Windows Kernel-Mode Process and Thread Manager
A process is a software program that is currently running in Windows. Every process has an ID, a number that identifies it. A thread is an object that identifies which part of the program is running. Each thread has an ID, a number that identifies it.
A process may have more than one thread. The purpose of a thread is to allocate processor time. On a machine with one processor, more than one thread can be allocated, but only one thread can run at a time. Each thread only runs a short time and then the execution is passed on to the next thread, giving the user the illusion that more than one thing is happening at once. On a machine with more than one processor, true multi-threading can take place. If an application has multiple threads, the threads can run simultaneously on different processors.
The Windows kernel-mode process and thread manager handles the execution of all threads in a process. Whether you have one processor or more, great care must be taken in driver programming to make sure that all threads of your process are designed so that no matter what order the threads are handled, your driver will operate properly.

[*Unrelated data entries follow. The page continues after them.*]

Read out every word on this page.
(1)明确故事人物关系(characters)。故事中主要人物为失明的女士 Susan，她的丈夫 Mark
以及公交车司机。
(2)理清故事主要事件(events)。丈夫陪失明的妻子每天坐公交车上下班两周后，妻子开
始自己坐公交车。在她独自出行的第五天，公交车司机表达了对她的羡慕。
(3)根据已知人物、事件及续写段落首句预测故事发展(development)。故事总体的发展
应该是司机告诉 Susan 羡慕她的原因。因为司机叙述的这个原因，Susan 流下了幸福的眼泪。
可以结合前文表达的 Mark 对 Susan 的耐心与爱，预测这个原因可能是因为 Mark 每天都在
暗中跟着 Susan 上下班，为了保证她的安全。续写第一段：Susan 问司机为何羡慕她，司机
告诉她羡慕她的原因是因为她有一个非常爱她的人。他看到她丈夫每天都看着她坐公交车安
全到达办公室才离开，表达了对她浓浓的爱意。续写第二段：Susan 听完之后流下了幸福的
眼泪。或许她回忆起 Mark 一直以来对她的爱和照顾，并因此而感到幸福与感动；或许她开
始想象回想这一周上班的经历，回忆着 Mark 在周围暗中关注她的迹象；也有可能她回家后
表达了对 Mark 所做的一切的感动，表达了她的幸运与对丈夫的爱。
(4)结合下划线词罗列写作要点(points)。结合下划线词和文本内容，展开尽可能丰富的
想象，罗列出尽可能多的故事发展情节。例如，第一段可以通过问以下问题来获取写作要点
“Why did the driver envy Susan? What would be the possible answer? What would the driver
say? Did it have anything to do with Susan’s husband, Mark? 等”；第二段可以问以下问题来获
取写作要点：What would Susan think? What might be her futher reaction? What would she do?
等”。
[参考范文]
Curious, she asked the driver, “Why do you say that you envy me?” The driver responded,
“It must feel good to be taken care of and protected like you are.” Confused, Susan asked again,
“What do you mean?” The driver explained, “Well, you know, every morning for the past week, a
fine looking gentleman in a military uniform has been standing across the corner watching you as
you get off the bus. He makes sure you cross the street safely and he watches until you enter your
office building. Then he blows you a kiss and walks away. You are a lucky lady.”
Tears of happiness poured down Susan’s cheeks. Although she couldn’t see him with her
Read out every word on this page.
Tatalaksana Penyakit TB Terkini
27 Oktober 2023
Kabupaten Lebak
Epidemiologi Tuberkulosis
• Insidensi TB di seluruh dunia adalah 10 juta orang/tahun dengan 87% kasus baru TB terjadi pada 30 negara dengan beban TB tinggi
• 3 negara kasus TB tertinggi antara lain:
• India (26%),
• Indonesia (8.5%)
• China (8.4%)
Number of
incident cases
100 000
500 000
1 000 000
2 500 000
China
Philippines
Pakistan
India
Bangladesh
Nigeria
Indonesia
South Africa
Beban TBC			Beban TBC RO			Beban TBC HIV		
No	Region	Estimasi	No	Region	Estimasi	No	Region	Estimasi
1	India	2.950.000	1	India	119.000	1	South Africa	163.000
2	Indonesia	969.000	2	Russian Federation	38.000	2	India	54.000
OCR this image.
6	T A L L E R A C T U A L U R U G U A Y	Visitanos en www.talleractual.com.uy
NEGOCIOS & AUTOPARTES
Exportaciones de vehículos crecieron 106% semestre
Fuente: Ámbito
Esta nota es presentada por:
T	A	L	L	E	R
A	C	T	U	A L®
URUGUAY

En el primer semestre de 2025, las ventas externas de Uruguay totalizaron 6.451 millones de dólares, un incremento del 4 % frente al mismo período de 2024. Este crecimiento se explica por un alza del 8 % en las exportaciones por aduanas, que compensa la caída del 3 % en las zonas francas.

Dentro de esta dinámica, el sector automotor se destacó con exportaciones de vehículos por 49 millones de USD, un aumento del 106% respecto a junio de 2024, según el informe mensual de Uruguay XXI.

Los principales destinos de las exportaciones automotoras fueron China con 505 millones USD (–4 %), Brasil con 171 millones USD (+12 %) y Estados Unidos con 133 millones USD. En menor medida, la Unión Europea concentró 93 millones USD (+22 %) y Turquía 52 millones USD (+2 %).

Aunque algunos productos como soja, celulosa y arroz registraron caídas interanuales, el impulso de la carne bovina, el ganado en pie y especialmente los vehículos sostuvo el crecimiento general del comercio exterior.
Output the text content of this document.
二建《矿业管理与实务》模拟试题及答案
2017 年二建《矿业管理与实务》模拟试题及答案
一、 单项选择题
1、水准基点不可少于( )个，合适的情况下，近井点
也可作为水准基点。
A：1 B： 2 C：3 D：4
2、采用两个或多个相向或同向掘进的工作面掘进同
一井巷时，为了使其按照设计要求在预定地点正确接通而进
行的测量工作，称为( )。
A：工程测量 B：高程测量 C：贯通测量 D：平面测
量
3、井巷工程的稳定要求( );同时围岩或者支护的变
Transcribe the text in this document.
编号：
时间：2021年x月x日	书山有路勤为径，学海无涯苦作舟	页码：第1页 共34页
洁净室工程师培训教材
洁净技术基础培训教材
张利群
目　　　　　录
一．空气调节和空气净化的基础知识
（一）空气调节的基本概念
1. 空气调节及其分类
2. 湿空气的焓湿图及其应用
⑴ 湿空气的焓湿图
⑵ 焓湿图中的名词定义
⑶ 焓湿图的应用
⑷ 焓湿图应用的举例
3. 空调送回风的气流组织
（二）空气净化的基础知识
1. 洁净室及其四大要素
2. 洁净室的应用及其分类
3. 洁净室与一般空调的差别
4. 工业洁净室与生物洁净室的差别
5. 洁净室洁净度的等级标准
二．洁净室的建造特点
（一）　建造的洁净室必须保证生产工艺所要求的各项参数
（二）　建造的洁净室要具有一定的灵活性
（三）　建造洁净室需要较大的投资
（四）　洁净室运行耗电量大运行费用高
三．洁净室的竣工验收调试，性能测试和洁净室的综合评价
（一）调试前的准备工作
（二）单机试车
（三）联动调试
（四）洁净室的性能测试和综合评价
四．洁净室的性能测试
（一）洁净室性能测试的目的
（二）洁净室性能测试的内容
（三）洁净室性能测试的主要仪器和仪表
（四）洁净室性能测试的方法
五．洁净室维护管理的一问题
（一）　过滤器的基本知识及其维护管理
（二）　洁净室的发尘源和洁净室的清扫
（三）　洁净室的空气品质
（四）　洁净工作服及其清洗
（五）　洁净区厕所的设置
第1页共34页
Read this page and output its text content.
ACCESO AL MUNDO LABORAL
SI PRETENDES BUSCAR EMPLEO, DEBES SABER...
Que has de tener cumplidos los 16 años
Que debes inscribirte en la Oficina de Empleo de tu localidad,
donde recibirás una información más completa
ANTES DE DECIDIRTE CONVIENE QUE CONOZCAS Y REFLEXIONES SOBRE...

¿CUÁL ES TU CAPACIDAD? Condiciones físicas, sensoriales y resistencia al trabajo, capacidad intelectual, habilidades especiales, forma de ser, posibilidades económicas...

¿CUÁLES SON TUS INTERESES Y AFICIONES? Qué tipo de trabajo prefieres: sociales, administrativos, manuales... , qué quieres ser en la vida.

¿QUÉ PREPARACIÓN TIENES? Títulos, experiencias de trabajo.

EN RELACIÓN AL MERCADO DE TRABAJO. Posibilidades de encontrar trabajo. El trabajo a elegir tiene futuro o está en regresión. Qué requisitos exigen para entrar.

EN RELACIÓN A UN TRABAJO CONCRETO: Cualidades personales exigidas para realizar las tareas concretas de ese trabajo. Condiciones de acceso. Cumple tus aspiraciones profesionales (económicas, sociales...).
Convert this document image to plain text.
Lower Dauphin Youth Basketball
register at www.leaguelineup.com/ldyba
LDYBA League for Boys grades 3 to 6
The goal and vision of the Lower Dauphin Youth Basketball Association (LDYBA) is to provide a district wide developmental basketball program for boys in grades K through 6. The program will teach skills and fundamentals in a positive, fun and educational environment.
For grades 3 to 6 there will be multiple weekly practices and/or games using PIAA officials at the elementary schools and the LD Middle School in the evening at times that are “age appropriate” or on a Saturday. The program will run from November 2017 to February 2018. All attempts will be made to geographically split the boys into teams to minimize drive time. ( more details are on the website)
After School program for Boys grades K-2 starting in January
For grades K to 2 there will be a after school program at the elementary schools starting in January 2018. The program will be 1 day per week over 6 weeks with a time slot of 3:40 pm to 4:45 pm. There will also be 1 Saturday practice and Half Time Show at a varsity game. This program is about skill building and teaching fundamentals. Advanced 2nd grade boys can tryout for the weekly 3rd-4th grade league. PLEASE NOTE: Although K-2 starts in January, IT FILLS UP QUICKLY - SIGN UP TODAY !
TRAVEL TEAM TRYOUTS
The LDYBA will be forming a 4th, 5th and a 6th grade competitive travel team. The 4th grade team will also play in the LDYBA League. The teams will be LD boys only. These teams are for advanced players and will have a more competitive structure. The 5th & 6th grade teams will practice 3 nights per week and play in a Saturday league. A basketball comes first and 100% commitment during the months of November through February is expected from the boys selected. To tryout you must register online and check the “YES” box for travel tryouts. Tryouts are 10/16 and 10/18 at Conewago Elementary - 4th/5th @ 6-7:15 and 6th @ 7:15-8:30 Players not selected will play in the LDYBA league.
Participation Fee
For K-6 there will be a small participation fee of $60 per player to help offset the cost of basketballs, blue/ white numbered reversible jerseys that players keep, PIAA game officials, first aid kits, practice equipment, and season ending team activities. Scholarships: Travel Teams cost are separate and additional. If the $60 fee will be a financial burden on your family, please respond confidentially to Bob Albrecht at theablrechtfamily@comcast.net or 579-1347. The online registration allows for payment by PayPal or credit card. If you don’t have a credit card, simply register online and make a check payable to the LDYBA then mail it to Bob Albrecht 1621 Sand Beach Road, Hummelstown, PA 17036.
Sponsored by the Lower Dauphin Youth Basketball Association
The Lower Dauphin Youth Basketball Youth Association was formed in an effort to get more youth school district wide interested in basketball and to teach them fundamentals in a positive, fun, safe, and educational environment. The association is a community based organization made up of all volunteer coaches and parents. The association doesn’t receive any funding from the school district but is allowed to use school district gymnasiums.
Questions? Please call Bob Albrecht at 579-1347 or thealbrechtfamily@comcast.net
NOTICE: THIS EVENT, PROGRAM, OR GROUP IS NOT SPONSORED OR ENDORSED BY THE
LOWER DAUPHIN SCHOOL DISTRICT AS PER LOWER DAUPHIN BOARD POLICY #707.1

If threads from different processes attempt to use the same resource at the same time, problems can occur. Windows provides several techniques to avoid this problem. The technique of making sure that threads from different processes do not touch the same resource is called synchronization. For more information about synchronization, see Synchronization Techniques.
Routines that provide a direct interface to the process and thread manager are usually prefixed with the letters "Ps"; for example, PsCreateSystemThread. For a list of process and thread manager routines, see Process and Thread Manager Routines. For a list of routines that relate to processes, threads, and synchronization, see Synchronization.